Ketika surat itu dikirim dan beredar di masyarakat, seluruh 12 pemain beserta assisten pelatih masih di gua yang berada di Chiang Rai, Thailand bagian utara. Pada saat itu tim penyelamat sudah memastikan keberadaan mereka, tetapi evakuasi masih belum memungkinkan mengingat medan yang sulit.
Pada pencobaan penyalamatan pertama yaitu hari Minggu 8 Juli 2018, tim penyelamat berhasil menarik keluar 4 dari 12 pemain muda tersebut. Pada proses penyelamatan hari kedua, Senin 9 Juli 2018, empat pemain muda berikutnya berhasil dibawa keluar. Dan akhirnya pada Selasa 10 Juli 2018, asisten pelatih bersama dengan seluruh pemain muda yang bergabung dengan tim Wild Boars berhasil dievakuasi dan langsung mendapatkan perawatan di rumah sakit.

Sayangnya, mereka tidak bisa langsung terbang ke Moskow untuk memenuhi undangan FIFA menonton babak final Piala Dunia 2018 yang akan diadakan 15 Juli 2018. Hal ini dikarenakan, tim dokter Rumah Sakit Chiang Rai yang menangani mereka belum memberikan ijin pergi.

Meskipun berhasil keluar dengan kondisi yang cukup baik, tetapi seluruh korba masih harus menjalani prosedur perawatan intensif. Hal ini dilakukan untuk mencegah hal-hal yang tidak diinginkan. Lama perawatannya sendiri dikatakan bisa hingga satu minggu lamanya.

Bahkan kabarnya, beberapa hari pertama sejak dirawat di rumah sakit, para pemain muda tidak diizinkan untuk bertemu dengan keluarga tercinta. Mengingat masih harus menjalani perawatan ekstra ketat dari tim dokter.

Dokter mengatakan terdapat kemungkinan infeksi dan beberapa penyakit lain yang didapatkan para pemain muda tersebut. Mengingat mereka terjebak di dalam gua hingga dua minggu lamanya.
Ada juga informasi lain yang menyarankan mereka untuk menggunakan kacamata hitam. Hal ini disebabkan karena mereka sudah lama diliputi kegelapan, dan agar bisa kembali beradaptasi dengan lingkungan maka digunakan kaca mata.

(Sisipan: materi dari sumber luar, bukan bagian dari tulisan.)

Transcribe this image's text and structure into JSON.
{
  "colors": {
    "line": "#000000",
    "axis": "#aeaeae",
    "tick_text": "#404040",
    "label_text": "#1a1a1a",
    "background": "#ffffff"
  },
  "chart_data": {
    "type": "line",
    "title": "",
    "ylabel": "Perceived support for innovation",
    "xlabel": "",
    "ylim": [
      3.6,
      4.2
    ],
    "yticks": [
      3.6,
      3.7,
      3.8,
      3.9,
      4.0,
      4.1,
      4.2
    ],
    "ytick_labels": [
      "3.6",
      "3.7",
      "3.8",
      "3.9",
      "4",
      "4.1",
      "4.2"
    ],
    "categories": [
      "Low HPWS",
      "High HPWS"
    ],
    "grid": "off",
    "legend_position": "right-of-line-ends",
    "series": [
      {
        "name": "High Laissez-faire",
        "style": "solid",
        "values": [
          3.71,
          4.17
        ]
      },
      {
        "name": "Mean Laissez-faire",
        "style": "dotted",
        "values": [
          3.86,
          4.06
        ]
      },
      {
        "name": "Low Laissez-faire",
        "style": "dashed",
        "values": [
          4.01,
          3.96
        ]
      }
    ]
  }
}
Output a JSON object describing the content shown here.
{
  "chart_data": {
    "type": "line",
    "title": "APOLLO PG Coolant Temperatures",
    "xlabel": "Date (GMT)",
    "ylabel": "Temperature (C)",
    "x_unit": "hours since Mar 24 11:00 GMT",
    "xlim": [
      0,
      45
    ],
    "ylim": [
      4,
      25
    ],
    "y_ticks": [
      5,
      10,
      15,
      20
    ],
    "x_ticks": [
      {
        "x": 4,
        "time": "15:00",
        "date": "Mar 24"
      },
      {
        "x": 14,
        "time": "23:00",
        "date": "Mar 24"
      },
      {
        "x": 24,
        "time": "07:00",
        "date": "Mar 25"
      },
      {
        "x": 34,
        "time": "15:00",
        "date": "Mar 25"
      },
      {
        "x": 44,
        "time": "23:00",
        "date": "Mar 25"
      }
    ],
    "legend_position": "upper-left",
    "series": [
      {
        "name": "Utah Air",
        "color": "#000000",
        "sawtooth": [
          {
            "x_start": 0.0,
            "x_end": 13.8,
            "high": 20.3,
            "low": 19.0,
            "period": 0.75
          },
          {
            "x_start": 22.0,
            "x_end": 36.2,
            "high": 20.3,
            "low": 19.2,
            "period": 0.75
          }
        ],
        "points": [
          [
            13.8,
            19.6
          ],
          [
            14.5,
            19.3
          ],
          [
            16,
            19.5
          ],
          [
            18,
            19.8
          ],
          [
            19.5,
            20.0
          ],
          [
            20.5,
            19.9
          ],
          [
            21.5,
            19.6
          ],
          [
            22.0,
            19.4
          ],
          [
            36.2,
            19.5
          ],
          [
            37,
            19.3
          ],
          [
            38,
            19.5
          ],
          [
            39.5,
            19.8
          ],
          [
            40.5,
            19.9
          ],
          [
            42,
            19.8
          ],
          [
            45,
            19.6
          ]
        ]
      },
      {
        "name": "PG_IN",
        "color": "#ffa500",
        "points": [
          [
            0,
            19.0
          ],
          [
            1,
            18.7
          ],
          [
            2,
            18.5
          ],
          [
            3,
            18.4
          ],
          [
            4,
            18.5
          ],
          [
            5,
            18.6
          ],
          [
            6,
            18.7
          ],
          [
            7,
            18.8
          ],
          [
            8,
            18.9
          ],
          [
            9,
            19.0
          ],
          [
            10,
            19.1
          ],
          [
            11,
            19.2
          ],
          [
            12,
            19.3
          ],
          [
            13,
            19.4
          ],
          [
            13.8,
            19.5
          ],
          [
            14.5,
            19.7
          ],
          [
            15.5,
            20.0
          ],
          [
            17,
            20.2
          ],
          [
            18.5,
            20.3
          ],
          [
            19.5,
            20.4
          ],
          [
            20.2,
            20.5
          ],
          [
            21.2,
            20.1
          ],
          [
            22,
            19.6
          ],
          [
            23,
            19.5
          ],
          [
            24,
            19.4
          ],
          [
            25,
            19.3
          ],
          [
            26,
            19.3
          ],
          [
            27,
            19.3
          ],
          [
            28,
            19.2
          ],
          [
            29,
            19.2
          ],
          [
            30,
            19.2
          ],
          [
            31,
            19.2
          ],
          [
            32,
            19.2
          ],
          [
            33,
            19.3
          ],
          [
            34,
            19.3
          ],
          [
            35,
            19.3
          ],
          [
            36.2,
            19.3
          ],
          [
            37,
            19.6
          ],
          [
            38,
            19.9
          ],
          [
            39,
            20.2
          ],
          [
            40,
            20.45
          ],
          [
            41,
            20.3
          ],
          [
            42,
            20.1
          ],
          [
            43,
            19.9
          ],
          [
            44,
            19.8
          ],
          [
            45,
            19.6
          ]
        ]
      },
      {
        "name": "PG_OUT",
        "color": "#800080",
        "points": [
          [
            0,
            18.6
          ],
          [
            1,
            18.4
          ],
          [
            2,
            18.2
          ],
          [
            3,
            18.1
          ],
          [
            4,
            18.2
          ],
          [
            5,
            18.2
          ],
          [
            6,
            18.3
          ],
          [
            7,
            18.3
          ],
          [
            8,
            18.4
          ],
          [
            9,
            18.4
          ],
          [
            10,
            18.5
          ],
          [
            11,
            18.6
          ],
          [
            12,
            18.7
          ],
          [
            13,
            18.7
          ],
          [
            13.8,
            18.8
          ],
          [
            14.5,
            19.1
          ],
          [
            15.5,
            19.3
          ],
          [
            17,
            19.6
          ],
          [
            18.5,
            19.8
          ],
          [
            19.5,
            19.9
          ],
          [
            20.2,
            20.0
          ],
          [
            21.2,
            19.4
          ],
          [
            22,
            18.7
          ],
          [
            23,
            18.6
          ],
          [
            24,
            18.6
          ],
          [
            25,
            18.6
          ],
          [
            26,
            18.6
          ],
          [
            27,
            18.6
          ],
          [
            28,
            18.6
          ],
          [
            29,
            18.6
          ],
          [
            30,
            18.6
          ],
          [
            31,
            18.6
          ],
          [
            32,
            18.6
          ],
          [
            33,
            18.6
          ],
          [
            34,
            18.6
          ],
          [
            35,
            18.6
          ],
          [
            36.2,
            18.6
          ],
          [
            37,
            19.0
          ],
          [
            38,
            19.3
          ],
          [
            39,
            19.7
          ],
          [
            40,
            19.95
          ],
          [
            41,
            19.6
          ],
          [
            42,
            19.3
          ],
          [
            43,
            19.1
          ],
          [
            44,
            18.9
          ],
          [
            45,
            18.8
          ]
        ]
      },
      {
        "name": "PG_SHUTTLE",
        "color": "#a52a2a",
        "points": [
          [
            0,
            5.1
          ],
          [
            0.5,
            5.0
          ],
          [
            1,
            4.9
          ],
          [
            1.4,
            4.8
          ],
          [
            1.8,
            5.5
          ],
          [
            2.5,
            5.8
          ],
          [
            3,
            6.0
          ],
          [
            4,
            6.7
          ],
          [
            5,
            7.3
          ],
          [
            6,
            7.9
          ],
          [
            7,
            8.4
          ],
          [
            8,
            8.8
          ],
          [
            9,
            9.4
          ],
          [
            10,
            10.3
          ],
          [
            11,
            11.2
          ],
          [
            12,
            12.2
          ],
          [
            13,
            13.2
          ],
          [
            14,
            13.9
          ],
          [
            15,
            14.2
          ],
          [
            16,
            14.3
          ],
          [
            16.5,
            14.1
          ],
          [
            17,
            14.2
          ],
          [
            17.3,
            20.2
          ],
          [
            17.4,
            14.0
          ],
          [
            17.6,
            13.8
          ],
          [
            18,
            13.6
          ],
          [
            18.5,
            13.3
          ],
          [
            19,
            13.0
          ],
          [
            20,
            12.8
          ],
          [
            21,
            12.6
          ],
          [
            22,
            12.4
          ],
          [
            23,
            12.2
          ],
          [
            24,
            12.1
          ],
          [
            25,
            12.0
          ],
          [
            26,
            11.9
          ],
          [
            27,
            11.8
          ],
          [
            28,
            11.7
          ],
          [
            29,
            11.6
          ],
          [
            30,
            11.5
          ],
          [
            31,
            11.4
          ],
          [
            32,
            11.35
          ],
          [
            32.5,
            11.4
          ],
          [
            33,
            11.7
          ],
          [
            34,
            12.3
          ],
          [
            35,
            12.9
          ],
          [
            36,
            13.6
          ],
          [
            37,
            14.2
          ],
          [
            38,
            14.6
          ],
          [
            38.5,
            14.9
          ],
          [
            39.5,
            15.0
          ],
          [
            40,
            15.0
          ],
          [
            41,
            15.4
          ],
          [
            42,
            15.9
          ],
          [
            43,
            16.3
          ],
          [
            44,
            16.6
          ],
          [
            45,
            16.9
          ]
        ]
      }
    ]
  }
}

FIFA menjadi satu dari sekian pihak yang menginginkan para pemain muda tersebut semangat menanti evakuasi dengan memberi dorongan moral. Ada juga beberapa sosok legenda sepak bola yang mengirimkan pesan semangat diantaranya adalah Bek Timnas Inggris John Stones, Ronaldo dari Brasil, hingga Federasi Sepak Bola Kroasia.

Tetapi dengan kondisi mereka saat ini, mereka tidak mungkin pergi memenuhi undangan FIFA. Untungnya mereka mendapatkan ajakan dari pihak lain. Kali ini Manchester United mengajak para pemain muda beserta dengan pelatih mereka untuk datang mengunjungi markas Manchester United di Old Trafford. Dan undangan kali ini bisa dipenuhi ketika pemain sudah sembuh.